The Heapmonitor provides functions to analyze reference cycles of collectable objects. When the garbage collector is turned off, the garbage can be kept for debugging purposes:
from pympler import heapmonitor
heapmonitor.start_debug_garbage()
l = []
l.append(l) # produce cycle
heapmonitor.print_garbage_stats()
heapmonitor.end_debug_garbage()
Reference cycles can be visualized with graphviz. A graphviz input file is generated when visualize_ref_cycles is invoked:
from pympler import heapmonitor
heapmonitor.start_debug_garbage()
l = []
l.append(l) # produce cycle
heapmonitor.visualize_ref_cycles('leakgraph.txt')
heapmonitor.end_debug_garbage()
On Linux, the graph file can be turned into a PDF with the following commands:
dot -o leakgraph.dot leakgraph.txt
dot leakgraph.dot -Tps -o leakgraph.eps
epstopdf leakgraph.eps
Class tracking allows to observe multiple classes that might have an inheritance relationship. An object is only tracked once. Thus, the tracking parameters of the most specialized tracked class control the actual tracking of an instance.

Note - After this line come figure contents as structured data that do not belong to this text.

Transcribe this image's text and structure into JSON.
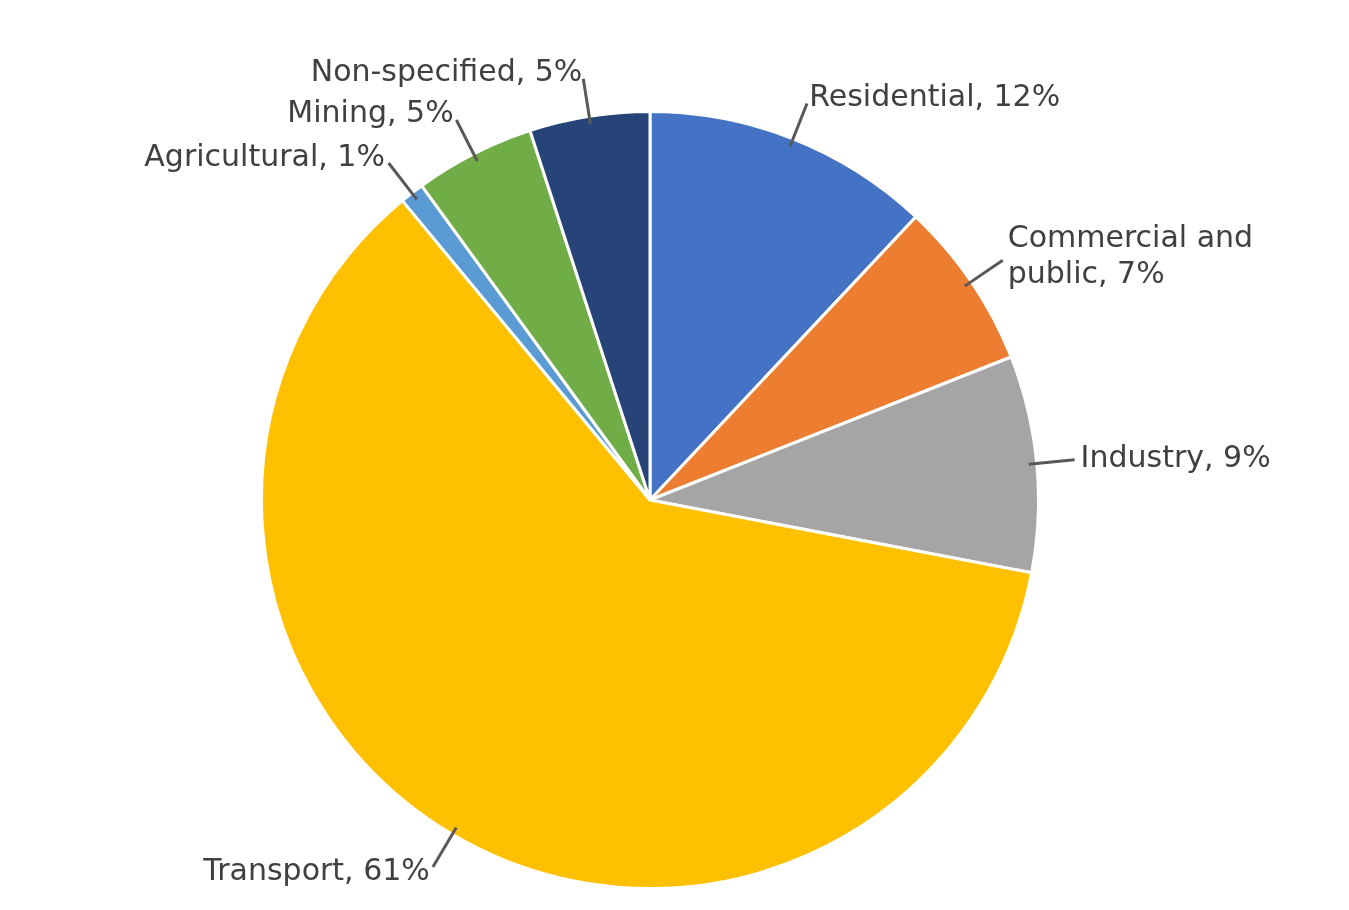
{
  "chart_data": {
    "type": "pie",
    "categories": [
      "Residential",
      "Commercial and public",
      "Industry",
      "Transport",
      "Agricultural",
      "Mining",
      "Non-specified"
    ],
    "values": [
      12,
      7,
      9,
      61,
      1,
      5,
      5
    ],
    "value_labels": [
      "12%",
      "7%",
      "9%",
      "61%",
      "1%",
      "5%",
      "5%"
    ],
    "colors": [
      "#4472c4",
      "#ed7d31",
      "#a5a5a5",
      "#ffc000",
      "#5b9bd5",
      "#70ad47",
      "#264478"
    ],
    "legend": false
  }
}
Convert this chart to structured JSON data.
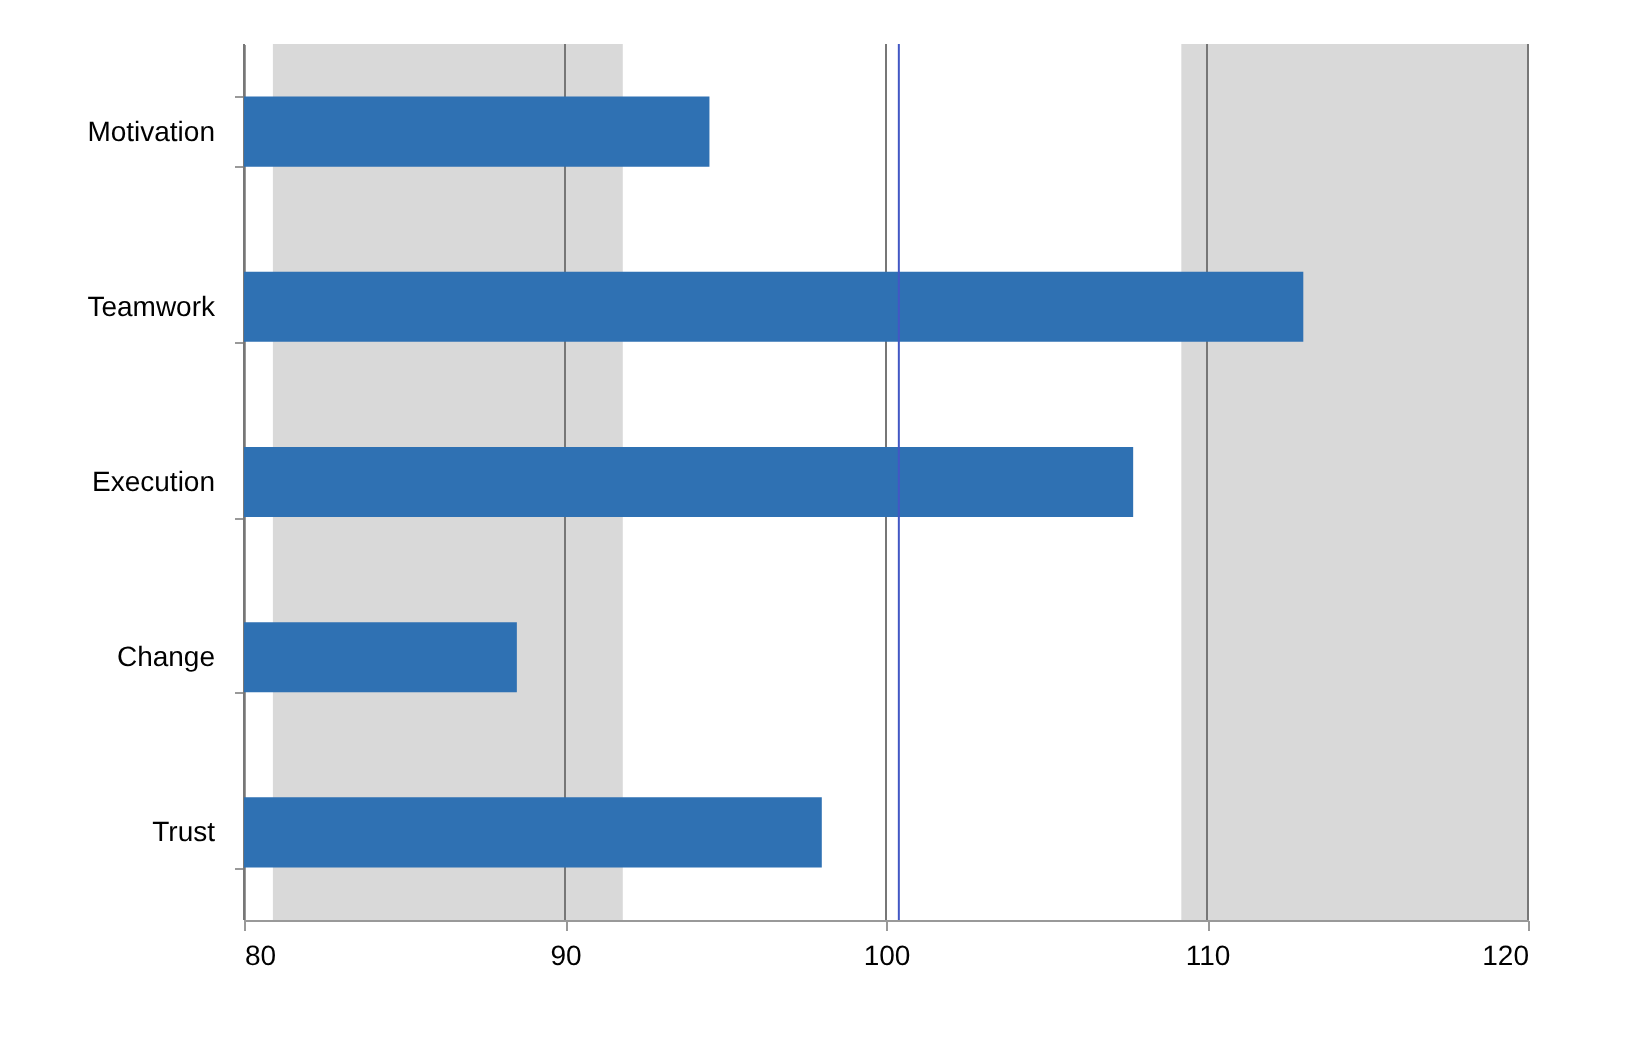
{
  "chart_data": {
    "type": "bar",
    "orientation": "horizontal",
    "categories": [
      "Motivation",
      "Teamwork",
      "Execution",
      "Change",
      "Trust"
    ],
    "values": [
      94.5,
      113,
      107.7,
      88.5,
      98
    ],
    "color": "#2f71b3",
    "xlim": [
      80,
      120
    ],
    "xticks": [
      80,
      90,
      100,
      110,
      120
    ],
    "grid": "x",
    "bands": [
      {
        "axis": "x",
        "from": 80.9,
        "to": 91.8,
        "color": "#d9d9d9"
      },
      {
        "axis": "x",
        "from": 109.2,
        "to": 120,
        "color": "#d9d9d9"
      }
    ],
    "ref_lines": [
      {
        "axis": "x",
        "value": 100.4,
        "color": "#4257c4"
      }
    ]
  }
}
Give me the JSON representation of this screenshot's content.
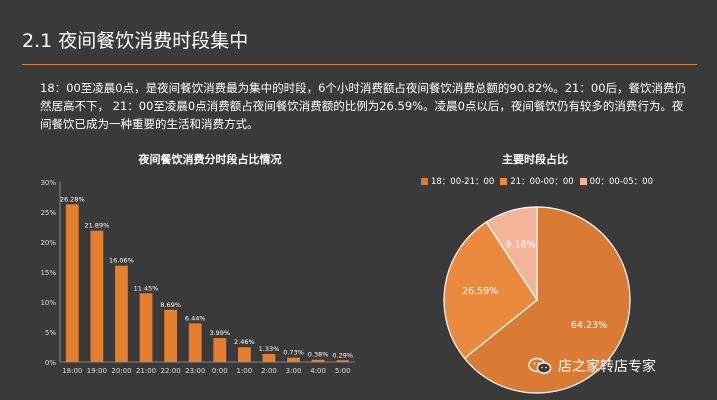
{
  "slide": {
    "title": "2.1 夜间餐饮消费时段集中",
    "paragraph": "18：00至凌晨0点，是夜间餐饮消费最为集中的时段，6个小时消费额占夜间餐饮消费总额的90.82%。21：00后，餐饮消费仍然居高不下， 21：00至凌晨0点消费额占夜间餐饮消费额的比例为26.59%。凌晨0点以后，夜间餐饮仍有较多的消费行为。夜间餐饮已成为一种重要的生活和消费方式。"
  },
  "watermark": {
    "icon": "wechat-icon",
    "text": "店之家转店专家"
  },
  "colors": {
    "background": "#3a3a3a",
    "accent": "#e67e30",
    "bar": "#e67e30",
    "pie": [
      "#d97a35",
      "#ea8a3e",
      "#f4b49a"
    ]
  },
  "chart_data": [
    {
      "type": "bar",
      "title": "夜间餐饮消费分时段占比情况",
      "categories": [
        "18:00",
        "19:00",
        "20:00",
        "21:00",
        "22:00",
        "23:00",
        "0:00",
        "1:00",
        "2:00",
        "3:00",
        "4:00",
        "5:00"
      ],
      "values": [
        26.28,
        21.89,
        16.06,
        11.45,
        8.69,
        6.44,
        3.99,
        2.46,
        1.33,
        0.73,
        0.38,
        0.29
      ],
      "data_labels": [
        "26.28%",
        "21.89%",
        "16.06%",
        "11.45%",
        "8.69%",
        "6.44%",
        "3.99%",
        "2.46%",
        "1.33%",
        "0.73%",
        "0.38%",
        "0.29%"
      ],
      "ylim": [
        0,
        30
      ],
      "yticks": [
        "0%",
        "5%",
        "10%",
        "15%",
        "20%",
        "25%",
        "30%"
      ],
      "grid": false
    },
    {
      "type": "pie",
      "title": "主要时段占比",
      "legend": [
        "18：00-21：00",
        "21：00-00：00",
        "00：00-05：00"
      ],
      "legend_position": "top",
      "values": [
        64.23,
        26.59,
        9.18
      ],
      "data_labels": [
        "64.23%",
        "26.59%",
        "9.18%"
      ]
    }
  ]
}
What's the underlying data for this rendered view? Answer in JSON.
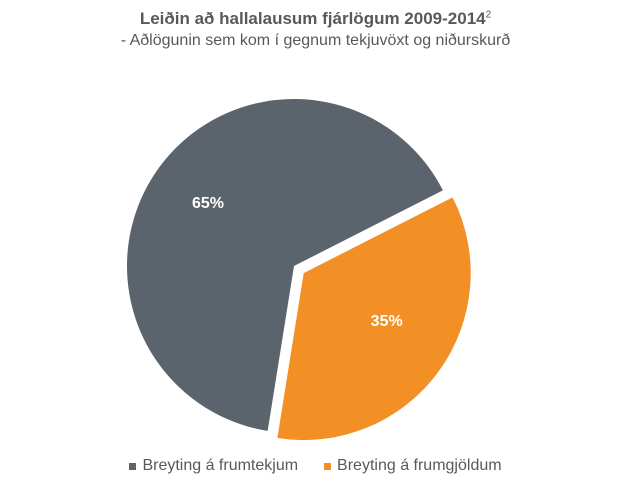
{
  "chart_data": {
    "type": "pie",
    "title": "Leiðin að hallalausum fjárlögum 2009-2014",
    "title_superscript": "2",
    "subtitle": "- Aðlögunin sem kom í gegnum tekjuvöxt og niðurskurð",
    "slices": [
      {
        "label": "Breyting á frumtekjum",
        "value": 65,
        "display": "65%",
        "color": "#5b636c",
        "exploded": false
      },
      {
        "label": "Breyting á frumgjöldum",
        "value": 35,
        "display": "35%",
        "color": "#f39025",
        "exploded": true
      }
    ],
    "legend_position": "bottom"
  }
}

SCons instates the pattern of changing an instance’ class at runtime, for example to morph abstract Node objects into File or Directory nodes. The pattern looks like the following in the code:
obj.__class__ = OtherClass
If the instance which is morphed is already tracked, the instance will continue to be tracked by the Heapmonitor. If the target class is tracked but the instance is not, the instance will only be tracked if the constructor of the target class is called as part of the morphing process. The object will not be re-registered to the new class in the tracked object index. However, the new class is stored in the representation of the object as soon as the object is sized.
Heapmonitor uses the sizer module to gather size informations. Asizeof makes assumptions about the memory footprint of the various data types. As it is implemented in pure Python, there is no way to know how the actual Python implementation allocates data and lays it out in memory. Thus, the size numbers are not really accurate and there will always be a divergence between the virtual size of the SCons process as reported by the OS and the sizes asizeof estimates.
Most recent C/Python versions contain a facility to report accurate size informations of Python objects. If available, asizeof uses it to improve the accuracy.